Meghan Jamieson Home Trache/Vent Nurse and Karen Anderson Respiratory Therapist

Returning to the hospital two days later I had the privilege to tour the intensive care facilities. The Hudson Family Pediatric Intensive Care Unit (PICU) is a 28-bed facility, separated into three distinct pods, FOX, SWALLOW and FROG –  one of which is dedicated to Cardiac Intensive Care. The PICU is located in the Teck Acute Care Centre (TACC) which opened in 2017.  Single patient rooms, state-of-the-art monitoring and a multitude of workspaces create an airy environment which seeks to support families during the most difficult times for many of them. Looking out the windows families can see the snow peaked tops of Grouse mountain which creates a feeling of peace and nature. Parents can stay beside their critically ill child, recliners and large double pull out beds are in each room.

Identified by the lit candle on the nurse station, I was able to see the end of life care and memory making undertaken by Child Life specialist (UK play specialist equivalent). An end of life mobile cart was filled with an array of materials to create and capture specialist moments and memories for families.

Whilst too often the challenges for many of the families we support are huge, distressing and often navigate towards end of life care, I could see that BC Children’s Hospital seek to support them as best they can. Supported by a pet therapy programme, therapeutic clown programme and sibling support programme, child life specialists and volunteers provide emotional support, comfort and healing to patients, families, caregivers and staff as best they can.
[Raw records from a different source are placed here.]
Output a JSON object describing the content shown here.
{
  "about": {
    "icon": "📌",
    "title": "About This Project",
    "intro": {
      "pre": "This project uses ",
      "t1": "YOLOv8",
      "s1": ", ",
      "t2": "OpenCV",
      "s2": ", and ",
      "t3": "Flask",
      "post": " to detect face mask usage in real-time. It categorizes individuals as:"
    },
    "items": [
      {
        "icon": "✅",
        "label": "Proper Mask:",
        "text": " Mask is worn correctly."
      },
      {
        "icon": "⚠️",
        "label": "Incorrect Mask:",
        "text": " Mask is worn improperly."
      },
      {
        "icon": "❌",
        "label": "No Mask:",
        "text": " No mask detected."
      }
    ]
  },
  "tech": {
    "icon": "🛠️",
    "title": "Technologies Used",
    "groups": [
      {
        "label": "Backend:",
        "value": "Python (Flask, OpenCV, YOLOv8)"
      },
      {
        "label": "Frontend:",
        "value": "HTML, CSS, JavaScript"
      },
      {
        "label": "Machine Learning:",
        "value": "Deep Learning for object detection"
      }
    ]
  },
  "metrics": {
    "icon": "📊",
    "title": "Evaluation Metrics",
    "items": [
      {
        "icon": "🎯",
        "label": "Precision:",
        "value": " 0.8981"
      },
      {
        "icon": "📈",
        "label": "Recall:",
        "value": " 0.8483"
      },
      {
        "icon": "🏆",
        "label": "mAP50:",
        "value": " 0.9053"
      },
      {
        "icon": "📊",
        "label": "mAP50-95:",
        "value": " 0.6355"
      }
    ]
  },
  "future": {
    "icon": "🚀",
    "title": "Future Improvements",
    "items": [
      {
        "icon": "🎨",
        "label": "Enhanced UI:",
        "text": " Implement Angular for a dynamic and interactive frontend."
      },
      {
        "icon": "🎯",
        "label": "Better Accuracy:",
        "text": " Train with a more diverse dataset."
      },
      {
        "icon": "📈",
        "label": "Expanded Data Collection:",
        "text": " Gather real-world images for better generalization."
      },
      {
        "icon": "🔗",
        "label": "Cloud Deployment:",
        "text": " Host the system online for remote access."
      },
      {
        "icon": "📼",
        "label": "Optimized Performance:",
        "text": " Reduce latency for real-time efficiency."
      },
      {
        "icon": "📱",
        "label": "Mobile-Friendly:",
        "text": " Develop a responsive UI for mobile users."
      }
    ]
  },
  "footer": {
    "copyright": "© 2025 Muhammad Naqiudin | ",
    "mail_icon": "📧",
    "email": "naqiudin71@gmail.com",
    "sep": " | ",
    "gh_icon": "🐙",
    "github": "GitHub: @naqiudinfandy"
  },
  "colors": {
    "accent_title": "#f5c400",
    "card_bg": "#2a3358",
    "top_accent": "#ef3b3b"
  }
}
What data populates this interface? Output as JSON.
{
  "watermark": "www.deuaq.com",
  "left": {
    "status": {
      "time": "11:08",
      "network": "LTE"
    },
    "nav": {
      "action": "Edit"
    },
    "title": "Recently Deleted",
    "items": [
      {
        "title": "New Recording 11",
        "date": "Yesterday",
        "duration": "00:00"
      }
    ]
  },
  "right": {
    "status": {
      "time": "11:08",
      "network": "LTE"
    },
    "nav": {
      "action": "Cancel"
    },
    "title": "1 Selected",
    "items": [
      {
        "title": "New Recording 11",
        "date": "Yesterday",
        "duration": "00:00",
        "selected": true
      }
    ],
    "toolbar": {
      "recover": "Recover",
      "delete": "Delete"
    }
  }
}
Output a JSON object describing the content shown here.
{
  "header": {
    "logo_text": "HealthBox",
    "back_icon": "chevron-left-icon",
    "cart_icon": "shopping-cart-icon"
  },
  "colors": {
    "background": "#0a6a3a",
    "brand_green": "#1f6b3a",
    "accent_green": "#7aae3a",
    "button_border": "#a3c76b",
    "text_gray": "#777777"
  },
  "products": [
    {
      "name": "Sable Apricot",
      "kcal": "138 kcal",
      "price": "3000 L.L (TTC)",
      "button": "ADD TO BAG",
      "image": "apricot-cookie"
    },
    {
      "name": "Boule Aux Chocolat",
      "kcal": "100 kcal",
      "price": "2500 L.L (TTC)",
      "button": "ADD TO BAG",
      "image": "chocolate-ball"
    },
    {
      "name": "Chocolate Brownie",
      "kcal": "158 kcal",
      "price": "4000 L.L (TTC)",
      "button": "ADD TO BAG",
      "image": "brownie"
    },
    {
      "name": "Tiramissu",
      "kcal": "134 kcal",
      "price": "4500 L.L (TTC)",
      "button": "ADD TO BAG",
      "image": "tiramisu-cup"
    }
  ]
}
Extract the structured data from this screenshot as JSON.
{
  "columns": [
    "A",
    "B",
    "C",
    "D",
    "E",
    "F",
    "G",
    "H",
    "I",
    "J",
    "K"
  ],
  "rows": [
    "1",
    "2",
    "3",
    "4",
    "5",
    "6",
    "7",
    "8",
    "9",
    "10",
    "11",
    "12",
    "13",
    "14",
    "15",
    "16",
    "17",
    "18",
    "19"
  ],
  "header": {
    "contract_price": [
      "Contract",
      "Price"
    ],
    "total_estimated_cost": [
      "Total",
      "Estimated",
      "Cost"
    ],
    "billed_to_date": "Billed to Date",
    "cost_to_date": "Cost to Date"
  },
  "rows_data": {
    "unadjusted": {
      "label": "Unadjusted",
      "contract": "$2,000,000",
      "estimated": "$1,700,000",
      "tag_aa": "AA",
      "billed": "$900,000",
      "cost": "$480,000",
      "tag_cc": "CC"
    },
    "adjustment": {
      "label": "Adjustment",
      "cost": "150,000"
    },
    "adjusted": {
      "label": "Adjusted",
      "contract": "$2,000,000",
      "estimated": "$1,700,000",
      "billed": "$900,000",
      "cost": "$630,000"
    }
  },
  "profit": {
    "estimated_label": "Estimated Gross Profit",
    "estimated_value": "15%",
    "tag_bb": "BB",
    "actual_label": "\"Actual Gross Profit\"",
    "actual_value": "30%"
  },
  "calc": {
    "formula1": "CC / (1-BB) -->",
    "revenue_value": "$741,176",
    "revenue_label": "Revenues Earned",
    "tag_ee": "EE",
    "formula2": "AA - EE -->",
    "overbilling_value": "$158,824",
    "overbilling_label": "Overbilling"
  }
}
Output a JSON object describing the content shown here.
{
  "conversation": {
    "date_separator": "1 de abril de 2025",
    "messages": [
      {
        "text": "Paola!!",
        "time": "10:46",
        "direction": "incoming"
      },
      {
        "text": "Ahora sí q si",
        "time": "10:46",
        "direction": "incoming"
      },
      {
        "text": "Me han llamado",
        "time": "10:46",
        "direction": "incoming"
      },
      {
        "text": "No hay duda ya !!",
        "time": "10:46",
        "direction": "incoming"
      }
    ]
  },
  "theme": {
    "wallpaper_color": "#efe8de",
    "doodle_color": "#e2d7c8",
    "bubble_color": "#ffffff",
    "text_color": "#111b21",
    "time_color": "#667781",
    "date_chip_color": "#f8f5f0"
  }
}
Caring for children and families in large intensive care facilities is also challenging for staff, the mortality rate is high, tensions are heightened, having significant conversations with families about their child’s care can place enormous burden on all concerned. The relationship with the hospice is good and a patient record system flags those children admitted to the unit already known to the hospice. The unit are also trialling a new practice innovation – Pediatric Ethics and Communication Excellence (PEACE) Rounds, formal weekly discussions of patients with prolonged PICU stay seeks to reduce staff moral distress and decrease length of stay for patients with life-threatening illnesses.

Leaving the hospital behind, I looked back at Downtown Vancouver to be reminded of its magnificence and how fortunate I have been to sample a small part of its children’s hospital.